Photo Credit: United States Air Force Academy

The Summer Olympics in Rio de Janeiro are less than two years away. Thanks to past superstars like 22-time medalist Michael Phelps, one of the most watched sports that year will likely be the 34 swimming events taking place that year. Undoubtedly, one record or another will be broken, but as participants are sweating over tenths and hundredths of a second, it does raise the question: what exactly is an Olympic swimming pool? What makes them so exact that such tiny fractions of a second actually count for something?

To begin with, the standards for an Olympic-size swimming pool are defined by FINA, the Fédération Internationale de Natation or International Swimming Federation, which was founded in 1908 and is now based in Lausanne, Switzerland.
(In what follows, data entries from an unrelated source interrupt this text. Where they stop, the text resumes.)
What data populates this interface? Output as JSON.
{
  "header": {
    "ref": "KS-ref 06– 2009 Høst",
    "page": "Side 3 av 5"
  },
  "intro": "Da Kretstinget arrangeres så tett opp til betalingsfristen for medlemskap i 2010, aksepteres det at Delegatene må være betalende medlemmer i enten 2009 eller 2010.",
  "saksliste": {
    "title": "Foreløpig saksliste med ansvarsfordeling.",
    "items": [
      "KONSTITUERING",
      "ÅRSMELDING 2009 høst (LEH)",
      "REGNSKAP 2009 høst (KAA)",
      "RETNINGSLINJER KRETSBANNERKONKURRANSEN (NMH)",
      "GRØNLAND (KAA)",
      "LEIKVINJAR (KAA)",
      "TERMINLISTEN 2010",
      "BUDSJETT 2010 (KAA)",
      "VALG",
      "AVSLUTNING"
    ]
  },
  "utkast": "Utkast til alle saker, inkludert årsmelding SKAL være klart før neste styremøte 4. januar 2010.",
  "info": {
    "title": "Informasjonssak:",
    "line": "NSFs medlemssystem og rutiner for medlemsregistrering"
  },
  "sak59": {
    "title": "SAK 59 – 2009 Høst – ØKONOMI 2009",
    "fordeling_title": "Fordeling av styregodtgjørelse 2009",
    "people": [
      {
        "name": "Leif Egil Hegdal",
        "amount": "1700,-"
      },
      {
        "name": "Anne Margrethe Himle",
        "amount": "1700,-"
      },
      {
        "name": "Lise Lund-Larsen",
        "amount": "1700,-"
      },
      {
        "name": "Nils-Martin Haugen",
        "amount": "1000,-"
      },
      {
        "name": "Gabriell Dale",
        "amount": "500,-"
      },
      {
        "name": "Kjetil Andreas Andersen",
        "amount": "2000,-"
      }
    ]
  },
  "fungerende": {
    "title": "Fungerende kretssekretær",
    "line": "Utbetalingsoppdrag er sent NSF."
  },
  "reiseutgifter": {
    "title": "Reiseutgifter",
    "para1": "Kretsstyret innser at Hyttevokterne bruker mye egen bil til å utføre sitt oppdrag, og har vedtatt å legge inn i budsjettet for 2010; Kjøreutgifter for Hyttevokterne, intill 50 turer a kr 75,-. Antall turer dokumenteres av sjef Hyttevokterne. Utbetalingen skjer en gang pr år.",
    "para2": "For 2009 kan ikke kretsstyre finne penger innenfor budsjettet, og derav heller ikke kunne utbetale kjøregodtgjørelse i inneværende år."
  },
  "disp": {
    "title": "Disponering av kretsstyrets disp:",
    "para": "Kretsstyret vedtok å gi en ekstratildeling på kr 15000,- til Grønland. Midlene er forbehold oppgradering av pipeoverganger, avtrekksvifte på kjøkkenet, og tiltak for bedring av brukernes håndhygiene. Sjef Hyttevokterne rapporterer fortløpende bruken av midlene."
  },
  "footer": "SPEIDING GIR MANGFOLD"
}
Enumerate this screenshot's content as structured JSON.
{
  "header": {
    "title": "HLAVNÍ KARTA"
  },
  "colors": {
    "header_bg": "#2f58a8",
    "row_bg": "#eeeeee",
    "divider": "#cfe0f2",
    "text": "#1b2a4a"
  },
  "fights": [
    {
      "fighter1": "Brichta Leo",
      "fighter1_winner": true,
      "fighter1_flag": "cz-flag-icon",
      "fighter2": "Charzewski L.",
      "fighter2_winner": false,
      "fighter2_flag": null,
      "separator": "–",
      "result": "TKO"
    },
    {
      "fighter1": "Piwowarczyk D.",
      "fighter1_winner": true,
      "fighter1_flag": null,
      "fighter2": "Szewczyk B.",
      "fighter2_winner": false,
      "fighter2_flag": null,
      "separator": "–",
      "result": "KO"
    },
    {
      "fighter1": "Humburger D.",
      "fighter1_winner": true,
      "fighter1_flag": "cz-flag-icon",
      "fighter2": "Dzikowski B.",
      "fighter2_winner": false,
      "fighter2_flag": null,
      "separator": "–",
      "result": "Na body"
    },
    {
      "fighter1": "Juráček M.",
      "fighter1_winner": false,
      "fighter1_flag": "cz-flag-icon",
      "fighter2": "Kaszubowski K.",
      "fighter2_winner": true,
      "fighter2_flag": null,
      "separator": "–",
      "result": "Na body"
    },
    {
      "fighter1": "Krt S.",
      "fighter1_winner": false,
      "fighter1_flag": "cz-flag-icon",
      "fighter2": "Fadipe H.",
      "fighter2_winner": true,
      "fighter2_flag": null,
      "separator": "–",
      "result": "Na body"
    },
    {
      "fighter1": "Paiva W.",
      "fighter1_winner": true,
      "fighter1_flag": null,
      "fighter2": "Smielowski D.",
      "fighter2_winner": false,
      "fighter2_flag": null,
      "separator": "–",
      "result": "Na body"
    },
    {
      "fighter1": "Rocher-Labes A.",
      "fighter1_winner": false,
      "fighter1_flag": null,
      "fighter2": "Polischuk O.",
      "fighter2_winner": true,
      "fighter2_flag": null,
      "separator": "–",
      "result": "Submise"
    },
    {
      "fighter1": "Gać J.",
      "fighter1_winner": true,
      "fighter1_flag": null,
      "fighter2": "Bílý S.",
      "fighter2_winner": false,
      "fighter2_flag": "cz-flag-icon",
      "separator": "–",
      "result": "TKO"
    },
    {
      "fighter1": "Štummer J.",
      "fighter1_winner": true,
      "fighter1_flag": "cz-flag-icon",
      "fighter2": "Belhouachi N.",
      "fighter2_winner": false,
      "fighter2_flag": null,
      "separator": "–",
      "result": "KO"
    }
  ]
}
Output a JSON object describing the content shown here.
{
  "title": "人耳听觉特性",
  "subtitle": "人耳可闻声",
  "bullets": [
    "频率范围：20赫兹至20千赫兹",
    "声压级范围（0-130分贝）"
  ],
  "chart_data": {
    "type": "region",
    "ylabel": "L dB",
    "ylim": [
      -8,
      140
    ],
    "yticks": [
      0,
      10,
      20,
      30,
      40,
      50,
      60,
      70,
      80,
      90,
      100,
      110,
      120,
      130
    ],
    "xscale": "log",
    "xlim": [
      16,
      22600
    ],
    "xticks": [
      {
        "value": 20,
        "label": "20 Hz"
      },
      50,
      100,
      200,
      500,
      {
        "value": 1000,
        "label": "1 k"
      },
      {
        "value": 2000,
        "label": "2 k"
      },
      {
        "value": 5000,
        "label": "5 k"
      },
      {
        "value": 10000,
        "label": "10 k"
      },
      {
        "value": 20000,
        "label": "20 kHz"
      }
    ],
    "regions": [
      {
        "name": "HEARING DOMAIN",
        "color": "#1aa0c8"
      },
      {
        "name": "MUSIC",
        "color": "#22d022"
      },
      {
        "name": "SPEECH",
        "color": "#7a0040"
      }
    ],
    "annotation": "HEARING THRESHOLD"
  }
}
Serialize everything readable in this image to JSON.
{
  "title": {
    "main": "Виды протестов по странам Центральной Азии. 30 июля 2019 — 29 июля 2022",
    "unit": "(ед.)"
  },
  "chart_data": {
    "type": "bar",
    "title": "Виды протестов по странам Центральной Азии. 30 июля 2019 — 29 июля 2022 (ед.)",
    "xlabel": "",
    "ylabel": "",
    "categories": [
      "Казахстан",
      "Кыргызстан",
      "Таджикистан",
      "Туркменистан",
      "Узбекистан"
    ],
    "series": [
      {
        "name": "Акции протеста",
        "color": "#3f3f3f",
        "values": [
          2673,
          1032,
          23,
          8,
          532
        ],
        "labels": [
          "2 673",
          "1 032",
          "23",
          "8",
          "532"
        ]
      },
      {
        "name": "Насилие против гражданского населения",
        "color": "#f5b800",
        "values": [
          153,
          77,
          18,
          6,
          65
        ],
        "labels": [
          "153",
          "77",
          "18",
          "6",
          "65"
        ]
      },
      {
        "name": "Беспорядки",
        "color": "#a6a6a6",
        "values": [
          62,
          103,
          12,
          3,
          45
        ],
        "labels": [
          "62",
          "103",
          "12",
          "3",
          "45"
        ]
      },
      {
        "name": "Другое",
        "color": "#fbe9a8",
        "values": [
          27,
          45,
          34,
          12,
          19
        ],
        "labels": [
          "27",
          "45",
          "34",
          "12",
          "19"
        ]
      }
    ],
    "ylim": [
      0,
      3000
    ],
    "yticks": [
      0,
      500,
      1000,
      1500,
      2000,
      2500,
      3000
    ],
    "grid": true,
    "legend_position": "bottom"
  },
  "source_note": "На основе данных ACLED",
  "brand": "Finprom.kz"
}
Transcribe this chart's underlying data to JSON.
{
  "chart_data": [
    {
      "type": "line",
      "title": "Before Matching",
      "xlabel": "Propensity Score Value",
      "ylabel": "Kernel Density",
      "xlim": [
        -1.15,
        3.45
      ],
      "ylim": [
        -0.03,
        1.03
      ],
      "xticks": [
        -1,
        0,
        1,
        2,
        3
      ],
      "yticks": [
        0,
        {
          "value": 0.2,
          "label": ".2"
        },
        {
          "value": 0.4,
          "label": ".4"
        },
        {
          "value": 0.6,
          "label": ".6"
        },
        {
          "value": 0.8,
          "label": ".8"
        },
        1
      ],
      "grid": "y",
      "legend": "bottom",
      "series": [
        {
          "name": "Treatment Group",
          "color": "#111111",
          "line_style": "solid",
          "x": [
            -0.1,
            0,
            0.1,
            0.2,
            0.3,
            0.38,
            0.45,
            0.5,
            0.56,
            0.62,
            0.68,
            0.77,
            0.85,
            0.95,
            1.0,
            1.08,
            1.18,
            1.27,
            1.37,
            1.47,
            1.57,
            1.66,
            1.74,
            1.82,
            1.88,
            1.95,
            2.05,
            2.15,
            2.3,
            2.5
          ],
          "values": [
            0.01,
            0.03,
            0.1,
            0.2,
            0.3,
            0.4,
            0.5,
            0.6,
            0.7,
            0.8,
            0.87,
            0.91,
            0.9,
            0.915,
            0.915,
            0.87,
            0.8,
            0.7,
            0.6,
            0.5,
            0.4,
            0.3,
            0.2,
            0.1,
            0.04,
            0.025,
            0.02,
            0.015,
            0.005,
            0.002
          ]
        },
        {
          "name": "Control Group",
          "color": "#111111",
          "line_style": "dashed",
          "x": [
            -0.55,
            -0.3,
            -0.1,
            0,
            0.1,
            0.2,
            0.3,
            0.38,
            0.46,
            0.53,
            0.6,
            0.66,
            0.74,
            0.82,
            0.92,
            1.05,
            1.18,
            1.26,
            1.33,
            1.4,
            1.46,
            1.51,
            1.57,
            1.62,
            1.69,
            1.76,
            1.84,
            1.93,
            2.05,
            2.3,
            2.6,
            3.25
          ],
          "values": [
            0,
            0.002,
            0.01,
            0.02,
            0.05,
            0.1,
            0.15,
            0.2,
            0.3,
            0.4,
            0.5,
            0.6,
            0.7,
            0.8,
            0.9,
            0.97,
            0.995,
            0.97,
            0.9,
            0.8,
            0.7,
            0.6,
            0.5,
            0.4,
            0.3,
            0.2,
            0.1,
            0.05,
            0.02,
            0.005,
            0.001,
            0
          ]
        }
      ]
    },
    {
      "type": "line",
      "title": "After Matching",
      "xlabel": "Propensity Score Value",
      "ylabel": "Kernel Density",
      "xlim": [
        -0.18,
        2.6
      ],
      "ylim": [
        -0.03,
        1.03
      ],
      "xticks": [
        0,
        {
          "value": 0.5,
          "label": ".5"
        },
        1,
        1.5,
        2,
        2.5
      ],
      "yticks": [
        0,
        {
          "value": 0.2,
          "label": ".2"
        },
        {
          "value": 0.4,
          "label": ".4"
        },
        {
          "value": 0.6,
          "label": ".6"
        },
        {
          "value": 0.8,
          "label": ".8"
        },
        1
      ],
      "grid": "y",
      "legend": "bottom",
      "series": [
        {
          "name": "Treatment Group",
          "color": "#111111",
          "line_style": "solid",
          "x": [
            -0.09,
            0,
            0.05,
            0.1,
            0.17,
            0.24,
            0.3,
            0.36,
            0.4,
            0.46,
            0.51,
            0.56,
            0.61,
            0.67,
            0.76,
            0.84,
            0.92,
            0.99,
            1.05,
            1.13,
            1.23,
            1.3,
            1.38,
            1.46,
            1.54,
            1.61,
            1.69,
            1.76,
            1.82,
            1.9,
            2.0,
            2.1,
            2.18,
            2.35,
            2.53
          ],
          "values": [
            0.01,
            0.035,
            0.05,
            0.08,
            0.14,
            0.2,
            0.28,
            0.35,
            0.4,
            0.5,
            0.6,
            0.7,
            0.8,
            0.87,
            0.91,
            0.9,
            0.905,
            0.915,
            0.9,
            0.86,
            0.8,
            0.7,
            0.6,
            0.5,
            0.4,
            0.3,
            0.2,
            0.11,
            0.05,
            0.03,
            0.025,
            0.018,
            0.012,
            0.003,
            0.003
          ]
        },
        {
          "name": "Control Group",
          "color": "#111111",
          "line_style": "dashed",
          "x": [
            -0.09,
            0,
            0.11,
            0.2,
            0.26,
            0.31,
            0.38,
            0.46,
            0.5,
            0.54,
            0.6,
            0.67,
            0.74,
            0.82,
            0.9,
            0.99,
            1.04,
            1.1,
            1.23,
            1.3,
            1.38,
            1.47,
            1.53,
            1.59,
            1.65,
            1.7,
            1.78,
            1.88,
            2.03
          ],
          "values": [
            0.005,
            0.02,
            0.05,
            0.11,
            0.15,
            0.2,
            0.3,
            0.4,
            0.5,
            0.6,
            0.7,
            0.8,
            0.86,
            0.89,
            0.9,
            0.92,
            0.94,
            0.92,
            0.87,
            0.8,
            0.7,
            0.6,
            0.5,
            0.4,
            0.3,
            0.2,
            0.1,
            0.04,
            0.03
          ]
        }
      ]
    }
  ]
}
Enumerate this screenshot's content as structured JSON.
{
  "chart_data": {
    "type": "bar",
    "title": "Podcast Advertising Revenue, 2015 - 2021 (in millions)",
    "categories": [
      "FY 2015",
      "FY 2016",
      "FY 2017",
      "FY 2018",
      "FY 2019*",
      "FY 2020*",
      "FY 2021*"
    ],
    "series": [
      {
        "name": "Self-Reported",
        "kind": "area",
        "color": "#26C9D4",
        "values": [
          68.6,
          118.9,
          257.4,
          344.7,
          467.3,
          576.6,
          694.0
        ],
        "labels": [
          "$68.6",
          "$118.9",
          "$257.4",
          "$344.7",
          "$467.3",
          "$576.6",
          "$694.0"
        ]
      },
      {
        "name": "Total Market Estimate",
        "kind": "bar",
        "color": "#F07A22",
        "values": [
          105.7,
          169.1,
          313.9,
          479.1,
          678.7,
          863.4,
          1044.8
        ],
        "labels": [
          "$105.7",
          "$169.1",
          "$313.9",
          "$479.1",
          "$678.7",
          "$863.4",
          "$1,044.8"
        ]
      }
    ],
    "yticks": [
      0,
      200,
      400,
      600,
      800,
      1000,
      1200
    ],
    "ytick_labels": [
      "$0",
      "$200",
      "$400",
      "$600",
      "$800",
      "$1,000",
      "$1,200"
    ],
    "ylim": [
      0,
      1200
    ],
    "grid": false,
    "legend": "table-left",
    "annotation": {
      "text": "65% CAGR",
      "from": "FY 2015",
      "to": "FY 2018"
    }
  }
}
FINA doesn’t mess around when it comes to establishing exacting standards. An Olympic pool measures 50 meters in length by 25 meters in width, or 164 feet 1 inches by 82 feet 0 inches. The tolerances for those measurements are extremely tight. A pool may absolutely not be smaller than those dimensions, but it can be 0.03 meters (1.18 inches) shorter, and each lane can be as much as 0.03 meters (1.18 inches) narrower than the specifications. When touch panels are installed for the purposes of making exact time measurements (the panel that a swimmer smacks at each end of the pool to record the time they finished a given lap), the length between panels has to follow the above tolerances. So modern Olympic pools are a smidge longer to accommodate those panels.

There is a lot more flexibility with the depth of Olympic pools: they have to be a minimum of 2 meters (6 feet 6.74 inches) deep, but a depth of as much as 3 meters is recommended. A 2 meter deep Olympic pool will hold 660,000 gallons of water, or 88,000 cubic feet.

Believe it or not, the above is actually a simplified run down of the specifications for Olympic-sized pools. The length and width are supposed to be defined at a specific depth below the surface of the pool, and even the color scheme and numbering of lanes (0 to 9, not 1 to 10) is defined.

But, it’s understandable to want such exact measurements, right? If a swimmer breaks a record, they should break it because they were the fastest, and not because someone was lazy with a measuring tape.